Повестка в Венецию - Нижние ноты - [5]

Шрифт
Интервал

Сойти на берег в принятом смысле не удалось — была «большая вода». Я мечтал это увидеть и мне повезло. Это когда море как бы вспухает и вползает на сушу. Вода заливает блюдце венецианского стекла. Некоторое время море медленным соленым языком проходится по всем неровностям, щелям и пазухам прекрасного растрескавшегося рта. Задумчиво колеблется, вспоминая ракурс отражений окон и стен, забытый с прошлой «высокой воды». Процеживается через многовековую человеческую игрушку, оставляя после себя свежую соль на подживщих ранках шелушащихся стен. И в конце-концов, медленно, незаметно исчезает, как темное ощущение соития из разъятых тел.

Что делать людям, живущим по своим муравьиным законам, в этом трении стихий? Людям, идущим за покупками, за красотой, за информацией? Они прокладывают высокие деревянные настилы, разборные, напоминающие пляжные лежаки на высоких ножках, составляют их в бесконечные шеренги, а потом суетливо перемещаются по ним — за информацией, за покупками, за красотой.

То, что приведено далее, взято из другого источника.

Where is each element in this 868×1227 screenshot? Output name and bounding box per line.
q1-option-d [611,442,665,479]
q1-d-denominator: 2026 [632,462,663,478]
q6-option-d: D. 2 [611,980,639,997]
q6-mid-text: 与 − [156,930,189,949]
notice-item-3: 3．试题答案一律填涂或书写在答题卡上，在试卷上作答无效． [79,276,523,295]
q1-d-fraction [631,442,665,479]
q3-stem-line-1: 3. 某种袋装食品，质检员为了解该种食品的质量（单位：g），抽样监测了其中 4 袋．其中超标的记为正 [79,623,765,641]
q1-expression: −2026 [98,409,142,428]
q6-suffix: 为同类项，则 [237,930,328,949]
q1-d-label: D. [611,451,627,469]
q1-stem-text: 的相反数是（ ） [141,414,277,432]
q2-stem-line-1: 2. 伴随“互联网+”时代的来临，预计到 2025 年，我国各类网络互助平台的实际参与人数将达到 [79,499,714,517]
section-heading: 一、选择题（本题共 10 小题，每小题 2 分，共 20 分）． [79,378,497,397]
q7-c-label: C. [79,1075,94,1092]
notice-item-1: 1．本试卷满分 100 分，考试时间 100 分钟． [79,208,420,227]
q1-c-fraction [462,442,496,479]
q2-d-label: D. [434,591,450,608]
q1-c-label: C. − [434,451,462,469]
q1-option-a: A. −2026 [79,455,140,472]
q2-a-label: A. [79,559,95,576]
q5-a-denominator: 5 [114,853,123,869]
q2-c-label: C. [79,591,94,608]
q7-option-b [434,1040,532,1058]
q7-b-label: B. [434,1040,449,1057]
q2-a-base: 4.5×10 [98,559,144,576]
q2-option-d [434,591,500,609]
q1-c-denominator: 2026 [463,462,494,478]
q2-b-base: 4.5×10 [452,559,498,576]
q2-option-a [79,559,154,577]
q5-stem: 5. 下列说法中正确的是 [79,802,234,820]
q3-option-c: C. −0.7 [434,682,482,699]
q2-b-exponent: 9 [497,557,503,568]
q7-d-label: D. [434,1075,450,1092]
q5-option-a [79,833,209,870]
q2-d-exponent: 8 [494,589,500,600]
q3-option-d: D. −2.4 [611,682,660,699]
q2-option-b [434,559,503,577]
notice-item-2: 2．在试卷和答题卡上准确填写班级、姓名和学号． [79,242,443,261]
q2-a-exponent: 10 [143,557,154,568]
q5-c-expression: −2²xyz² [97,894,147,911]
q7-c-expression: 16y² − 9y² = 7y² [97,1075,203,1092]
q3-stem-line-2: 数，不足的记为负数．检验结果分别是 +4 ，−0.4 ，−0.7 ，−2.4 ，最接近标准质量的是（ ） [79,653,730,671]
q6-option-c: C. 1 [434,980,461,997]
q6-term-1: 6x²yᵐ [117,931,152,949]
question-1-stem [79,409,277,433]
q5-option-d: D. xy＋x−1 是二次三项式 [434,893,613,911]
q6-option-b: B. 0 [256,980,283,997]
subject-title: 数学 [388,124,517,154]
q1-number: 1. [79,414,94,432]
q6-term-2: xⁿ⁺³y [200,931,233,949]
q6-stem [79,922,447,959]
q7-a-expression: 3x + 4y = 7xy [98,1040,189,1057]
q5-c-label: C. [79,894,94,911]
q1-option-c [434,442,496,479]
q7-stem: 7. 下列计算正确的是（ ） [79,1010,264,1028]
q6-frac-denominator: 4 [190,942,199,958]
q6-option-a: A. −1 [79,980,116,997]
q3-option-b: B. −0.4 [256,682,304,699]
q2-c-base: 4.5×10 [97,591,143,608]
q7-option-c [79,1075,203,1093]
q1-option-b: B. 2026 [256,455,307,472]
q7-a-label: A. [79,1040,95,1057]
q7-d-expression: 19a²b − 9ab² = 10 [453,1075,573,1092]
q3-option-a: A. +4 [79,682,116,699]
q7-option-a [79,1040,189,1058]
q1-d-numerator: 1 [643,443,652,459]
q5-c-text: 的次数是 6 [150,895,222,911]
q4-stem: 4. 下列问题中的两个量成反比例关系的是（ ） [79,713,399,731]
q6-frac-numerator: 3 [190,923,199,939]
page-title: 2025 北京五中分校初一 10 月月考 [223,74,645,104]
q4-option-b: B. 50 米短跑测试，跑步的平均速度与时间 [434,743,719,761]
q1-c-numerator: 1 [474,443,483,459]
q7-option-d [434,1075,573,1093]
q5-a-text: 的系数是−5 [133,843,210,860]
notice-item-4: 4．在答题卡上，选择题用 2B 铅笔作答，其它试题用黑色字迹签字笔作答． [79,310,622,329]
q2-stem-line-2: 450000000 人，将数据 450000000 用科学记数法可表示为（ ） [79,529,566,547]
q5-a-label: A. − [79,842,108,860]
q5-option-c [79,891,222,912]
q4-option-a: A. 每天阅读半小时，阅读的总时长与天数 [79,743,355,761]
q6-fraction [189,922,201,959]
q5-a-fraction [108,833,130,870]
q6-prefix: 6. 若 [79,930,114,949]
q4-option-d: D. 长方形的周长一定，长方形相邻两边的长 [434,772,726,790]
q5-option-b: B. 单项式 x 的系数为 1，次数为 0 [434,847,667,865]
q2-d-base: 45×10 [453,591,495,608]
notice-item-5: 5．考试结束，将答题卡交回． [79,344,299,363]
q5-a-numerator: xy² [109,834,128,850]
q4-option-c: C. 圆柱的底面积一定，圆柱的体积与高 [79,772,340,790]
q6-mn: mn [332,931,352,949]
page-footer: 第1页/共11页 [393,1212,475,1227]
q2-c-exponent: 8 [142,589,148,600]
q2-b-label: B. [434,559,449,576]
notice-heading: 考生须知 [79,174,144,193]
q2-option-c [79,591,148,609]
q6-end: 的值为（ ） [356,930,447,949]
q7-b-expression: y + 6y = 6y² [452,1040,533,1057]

Вот и нам с ней сейчас надо будет выстроить из каких-то нелепых лежаков тропинку из прошлого. Настелить мостки над холодной мутноватой водой усталости и равнодушия. Или не выстроить. Прошлепать в резиновых сапогах напрямую, как вот этот венецианский полицейский. В охотничьих сапогах. В конце-концов, у меня было право на приключение. И, как всякий солдат в увольнении, я был к нему готов. Неприятным было, что я еще не решил — хочу я что-то строить, или. Или. Или так. Просто так. Еще неприятнее было то, что я прекрасно осознавал — не стоило так далеко забираться, ничего не решив. Но это я, пожалуй, кокетничал со своим романтичным представлением о сложившейся ситуации. Ведь я уже был здесь, что означало — жажду ощущений, приключений, сатисфакций? Было интересно, смогу ли простить. А может быть, я явился сюда за собственным отражением, за собой прежним. Или наоборот, за собой будущим?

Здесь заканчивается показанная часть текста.